In a June 23 operation in Brus
Laguna, Honduras a DEA agent killed a man lying face down. Law enforcement
officers were searching for drug suspects that had already fled the area,
the IG writes. DEA officials lied about the event, reporting that the
shooting involved an armed suspect who ignored orders to drop his weapon
during a search for drug traffickers. In a separate incident on July 3, DEA
agents fired multiple shots at a pilot who ignored their commands by
reentering a plane that had crash landed near Catacamas, Honduras.

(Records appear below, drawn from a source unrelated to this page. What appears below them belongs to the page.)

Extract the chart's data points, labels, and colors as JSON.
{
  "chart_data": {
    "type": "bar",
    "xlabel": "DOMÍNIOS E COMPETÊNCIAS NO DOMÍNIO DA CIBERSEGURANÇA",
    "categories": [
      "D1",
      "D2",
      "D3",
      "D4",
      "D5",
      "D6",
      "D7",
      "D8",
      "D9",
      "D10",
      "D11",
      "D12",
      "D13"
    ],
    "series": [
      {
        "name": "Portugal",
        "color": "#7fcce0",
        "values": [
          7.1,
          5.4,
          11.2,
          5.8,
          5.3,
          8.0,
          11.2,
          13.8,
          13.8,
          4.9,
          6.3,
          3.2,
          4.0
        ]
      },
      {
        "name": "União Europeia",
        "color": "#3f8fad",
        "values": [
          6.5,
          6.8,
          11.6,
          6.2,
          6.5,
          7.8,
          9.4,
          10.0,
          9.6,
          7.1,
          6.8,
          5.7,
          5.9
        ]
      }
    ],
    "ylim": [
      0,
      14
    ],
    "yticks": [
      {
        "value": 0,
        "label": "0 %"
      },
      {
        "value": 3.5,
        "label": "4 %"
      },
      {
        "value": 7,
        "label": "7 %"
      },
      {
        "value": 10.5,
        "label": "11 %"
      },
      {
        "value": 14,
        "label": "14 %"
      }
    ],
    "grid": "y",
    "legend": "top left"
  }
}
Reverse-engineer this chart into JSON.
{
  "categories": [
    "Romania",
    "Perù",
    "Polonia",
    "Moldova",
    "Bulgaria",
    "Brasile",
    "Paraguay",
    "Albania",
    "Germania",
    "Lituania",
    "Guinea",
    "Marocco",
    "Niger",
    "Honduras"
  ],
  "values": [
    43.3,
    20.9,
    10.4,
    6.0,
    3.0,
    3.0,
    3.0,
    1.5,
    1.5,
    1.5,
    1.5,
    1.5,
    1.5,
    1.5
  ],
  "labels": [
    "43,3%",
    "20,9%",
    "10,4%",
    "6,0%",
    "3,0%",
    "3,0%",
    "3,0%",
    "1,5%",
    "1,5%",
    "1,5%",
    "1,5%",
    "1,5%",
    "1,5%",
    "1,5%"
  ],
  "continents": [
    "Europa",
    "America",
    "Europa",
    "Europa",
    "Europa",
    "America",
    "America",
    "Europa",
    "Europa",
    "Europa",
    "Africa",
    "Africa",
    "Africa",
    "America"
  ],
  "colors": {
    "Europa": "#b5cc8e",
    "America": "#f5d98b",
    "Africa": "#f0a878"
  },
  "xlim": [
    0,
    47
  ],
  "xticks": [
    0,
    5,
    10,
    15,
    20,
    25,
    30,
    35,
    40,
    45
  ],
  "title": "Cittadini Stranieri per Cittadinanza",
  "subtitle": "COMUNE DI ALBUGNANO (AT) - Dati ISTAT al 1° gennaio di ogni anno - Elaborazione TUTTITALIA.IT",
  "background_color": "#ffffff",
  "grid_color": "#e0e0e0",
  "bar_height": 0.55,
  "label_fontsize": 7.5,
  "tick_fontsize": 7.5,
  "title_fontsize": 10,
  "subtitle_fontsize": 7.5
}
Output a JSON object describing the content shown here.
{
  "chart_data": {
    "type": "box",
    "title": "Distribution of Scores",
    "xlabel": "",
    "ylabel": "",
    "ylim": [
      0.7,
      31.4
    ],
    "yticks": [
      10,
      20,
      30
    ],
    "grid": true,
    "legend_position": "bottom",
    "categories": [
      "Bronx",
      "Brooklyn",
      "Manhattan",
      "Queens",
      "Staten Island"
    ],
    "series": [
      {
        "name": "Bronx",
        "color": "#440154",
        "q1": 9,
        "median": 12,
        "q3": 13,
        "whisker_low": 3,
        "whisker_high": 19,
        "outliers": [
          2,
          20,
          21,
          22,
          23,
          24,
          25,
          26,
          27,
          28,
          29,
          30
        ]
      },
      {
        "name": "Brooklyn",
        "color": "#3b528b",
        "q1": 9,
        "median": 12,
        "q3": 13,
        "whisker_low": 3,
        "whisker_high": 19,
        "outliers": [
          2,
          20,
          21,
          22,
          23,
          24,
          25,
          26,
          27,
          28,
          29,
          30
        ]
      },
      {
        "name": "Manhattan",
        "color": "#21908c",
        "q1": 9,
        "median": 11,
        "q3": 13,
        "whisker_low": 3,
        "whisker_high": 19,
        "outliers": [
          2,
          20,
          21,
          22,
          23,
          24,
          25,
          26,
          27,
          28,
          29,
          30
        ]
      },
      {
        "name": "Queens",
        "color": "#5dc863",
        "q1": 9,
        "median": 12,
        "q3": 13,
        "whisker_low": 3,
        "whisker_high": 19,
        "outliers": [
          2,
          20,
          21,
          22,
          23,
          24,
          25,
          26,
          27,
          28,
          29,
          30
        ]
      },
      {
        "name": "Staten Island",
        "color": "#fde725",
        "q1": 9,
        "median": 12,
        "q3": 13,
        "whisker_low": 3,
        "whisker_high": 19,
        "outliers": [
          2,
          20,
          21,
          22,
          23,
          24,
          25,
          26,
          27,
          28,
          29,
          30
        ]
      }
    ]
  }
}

Investigators from the IG’s office determined that a handgun was planted
at the scene by a Honduran police officer to justify killing the pilot and
U.S. officials went along with it. The gun planting was discovered because
the first agency report involving the July plane incident made no mention
of the use of deadly force, even though a man had been shot at the
scene.
With about 5,000 special agents, the DEA is tasked with
combating the illegal drug trade and leading the nation’s failed,
multi-billion-dollar war on drugs. Instead the agency is best known for its
embroilment in a multitude of scandals, including losing weapons and
engaging in sex parties with prostitutes provided by drug cartels. For
years agents participated in wild sex parties with hookers paid for by
local drug cartels in foreign countries, according to a
federal
audit that reveals the parties were held in locations leased by
the U.S. government where sensitive equipment such as agents’ laptops and
electronic devices were laying around. Adding insult to injury, half of the
federal agent investigated for partying with prostitutes got financial
bonuses from the DEA, according to a
federal
audit published months after the hooker scandal broke. Prior to
that the DEA made headlines for losing weapons and agency laptops
containing sensitive files.
Last year Judicial Watch
reported that
the DEA paid a fellow government employee nearly a million dollars to
provide information that was available for free. The transgression involves
the use of a paid Confidential Source (CS) working in the nation’s
passenger train system, known as Amtrak. As part of a joint task force that
works to interdict passengers trafficking contraband on trains the DEA and
the Amtrak Police Department (APD) share information and intelligence in
the course of their duties. A federal probe discovered that the DEA paid an
Amtrak employee an alarming $854,460 for information that was already
available at no cost to the government, violating federal regulations
relating to the use of government property.